Worrying about being a worrier?

Kate Ellison 1 June 2015

We all know that one friend who is the special type of worrier; the type who, even when there is nothing to worry about, is worried about the absence of worry and spends time worrying about the amount of time dedicated to worrying. They have convinced themselves that they haven’t done anything with their lives yet they wrestle with cutting down their CV every time they review it. They are the perfectionist personified. I’m not necessarily saying (admitting) that I am that friend (other side of me), I’m just saying that I happen to experience this particular phenomenon regularly.

It’s a pet hate of mine when people either trivialise anxiety (‘oh, everyone gets nervous, it’s natural’) or equally when they jump to extreme conclusions (‘if someone is anxious, they could be a danger to others and seriously hurt them’). So as a lover of lists, here are just a few of the psychological and physical symptoms which you can check against and hopefully seek some comfort in, knowing that you’re not the only one experiencing any of them…

 

Some psychological symptoms:

– Concentration difficulties

– Difficulties organising thoughts

– Hearing negative self-talk

– Experiencing feelings of dread and imminent danger

– Ruminating over things that have happened even though you can’t change or control them

– Narrowing of perspective

 

Some physical symptoms:

– Feeling faint or a bit dizzy

– Feeling very thirsty or like you have a lump in your throat

– Needing the toilet more than usual

– Feeling tearful or crying

– Rapid heartbeat (feeling you are having a heart attack)

 

Anxiety is on a spectrum and can be debilitating for a person irrespective of the amount of time it was experienced and the number of times it has occurred. The average anxiety attack lasts for approximately 10 minutes and people can be diagnosed with anxiety disorders which occur only in a year or they can re-occur in a person’s life if triggered by other circumstances. We all have our own triggers, our own outlook on how we want things to be and importantly, our own coping strategies. Here are some of mine, but take time to consider your own:

Exercise – Being anxious is physically tiring so try wearing yourself out in a positive way. It will help you get a better night’s sleep and naturally makes you hungry to replace the energy expended. It doesn’t have to be too rigorous, even just 15-20 minutes of walking around your college garden can help you refresh and get ready for another round of revision.

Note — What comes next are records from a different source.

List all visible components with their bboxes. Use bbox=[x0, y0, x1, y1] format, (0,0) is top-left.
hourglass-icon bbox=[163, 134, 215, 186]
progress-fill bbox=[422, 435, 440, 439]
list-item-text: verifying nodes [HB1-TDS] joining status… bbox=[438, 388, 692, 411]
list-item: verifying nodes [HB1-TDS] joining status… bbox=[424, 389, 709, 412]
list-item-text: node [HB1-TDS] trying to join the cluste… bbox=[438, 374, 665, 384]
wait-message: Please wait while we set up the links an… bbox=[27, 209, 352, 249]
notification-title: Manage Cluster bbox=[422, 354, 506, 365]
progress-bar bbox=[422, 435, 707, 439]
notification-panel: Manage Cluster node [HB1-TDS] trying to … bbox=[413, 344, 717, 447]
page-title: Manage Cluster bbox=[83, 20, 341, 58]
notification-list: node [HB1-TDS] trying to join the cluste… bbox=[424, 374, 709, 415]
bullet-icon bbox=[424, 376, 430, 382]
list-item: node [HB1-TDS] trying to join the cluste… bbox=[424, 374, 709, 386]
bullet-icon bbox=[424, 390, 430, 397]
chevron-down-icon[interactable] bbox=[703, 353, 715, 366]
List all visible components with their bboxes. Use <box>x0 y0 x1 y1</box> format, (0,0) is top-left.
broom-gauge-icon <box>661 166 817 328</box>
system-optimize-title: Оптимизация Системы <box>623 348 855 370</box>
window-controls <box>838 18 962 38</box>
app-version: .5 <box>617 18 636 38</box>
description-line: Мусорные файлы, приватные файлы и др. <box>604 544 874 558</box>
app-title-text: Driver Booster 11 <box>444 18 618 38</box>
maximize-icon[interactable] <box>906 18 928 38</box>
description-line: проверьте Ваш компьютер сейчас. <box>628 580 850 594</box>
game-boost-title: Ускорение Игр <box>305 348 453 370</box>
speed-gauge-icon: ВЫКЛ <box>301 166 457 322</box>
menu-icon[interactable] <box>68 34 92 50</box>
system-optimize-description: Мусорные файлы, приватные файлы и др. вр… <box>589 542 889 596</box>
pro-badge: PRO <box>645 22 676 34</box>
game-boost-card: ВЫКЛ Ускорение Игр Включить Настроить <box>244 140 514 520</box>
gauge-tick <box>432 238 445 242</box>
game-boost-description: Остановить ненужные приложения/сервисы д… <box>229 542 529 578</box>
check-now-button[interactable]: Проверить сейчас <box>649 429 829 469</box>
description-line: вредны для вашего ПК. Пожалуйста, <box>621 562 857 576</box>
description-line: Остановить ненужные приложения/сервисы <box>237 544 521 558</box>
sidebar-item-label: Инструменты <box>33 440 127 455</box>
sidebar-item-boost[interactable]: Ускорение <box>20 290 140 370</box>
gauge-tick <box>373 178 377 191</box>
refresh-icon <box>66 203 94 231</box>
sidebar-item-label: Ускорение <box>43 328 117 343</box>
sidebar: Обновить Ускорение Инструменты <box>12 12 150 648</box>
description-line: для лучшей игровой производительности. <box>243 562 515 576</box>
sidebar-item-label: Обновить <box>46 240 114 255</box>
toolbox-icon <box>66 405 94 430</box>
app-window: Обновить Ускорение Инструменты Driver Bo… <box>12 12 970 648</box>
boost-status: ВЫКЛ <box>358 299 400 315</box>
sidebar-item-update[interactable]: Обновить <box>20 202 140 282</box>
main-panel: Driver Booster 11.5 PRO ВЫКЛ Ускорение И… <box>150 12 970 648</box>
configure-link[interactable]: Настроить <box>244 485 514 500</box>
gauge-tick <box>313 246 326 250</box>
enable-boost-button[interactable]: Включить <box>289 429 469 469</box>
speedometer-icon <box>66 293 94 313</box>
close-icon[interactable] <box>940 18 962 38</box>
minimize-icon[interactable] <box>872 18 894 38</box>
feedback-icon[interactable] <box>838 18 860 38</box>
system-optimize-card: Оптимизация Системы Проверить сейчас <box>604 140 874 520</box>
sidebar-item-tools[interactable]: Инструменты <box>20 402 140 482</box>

Reading travel and Features articles – A lot of degrees require a lot of reading so maybe you feel too guilty to read entire novels when you should be quoting Shakespeare or learning how to keep planes in the air which is fair enough, but that doesn’t mean you can’t still read about things that make you happy.

Looking at holiday photos – Anxiety can often produce a spiral of thoughts, and if negative, this can be debilitating in terms of work. So if you can get in there and try to interrupt these thoughts with intense, positive memories, then you can switch the spiral’s direction to up.

The Comfort Zone – Friend or Foe?

Friend: Sometimes to reduce feelings of anxiety, you need to do things that might not seem terribly exciting or are really different to usual but that you know are guaranteed to make you feel happy and warm. Buy the special tea you saw in Whittard’s as a little treat, plan in time to go on Skype and speak to your family, plan in time to go out for a quick lunch with your friend, watch TV so bad that it’s good for a bit of light entertainment.

Foe: Getting comfortable with being outside of your comfort zone – There’s something hugely liberating about overcoming something or doing something that wasn’t as bad as you dreamed it would be. After all, people do multiple degrees, watch crime dramas to relax and engage in adventurous sports to help them feel alive. So once in a while, do something that is a milestone. Maybe work up to it, maybe only go with someone you wholly trust, but do it for yourself to show yourself what you’re capable of.

 

Some of my most anxious friends (and I mean my actual friends, not aforementioned ‘friend’) are literally the most thoughtful, kind, protective people I have ever met. They’re other-oriented, always trying to keep people happy and they are reliable because they hate uncertainty and letting others down. Anxiety is fascinating because it’s something we all are predisposed to just by being human and having foresight and a sympathetic nervous system yet is something we can have control over, it can be managed and more often than not, anxiety itself can be a redemptive and life-saving trait.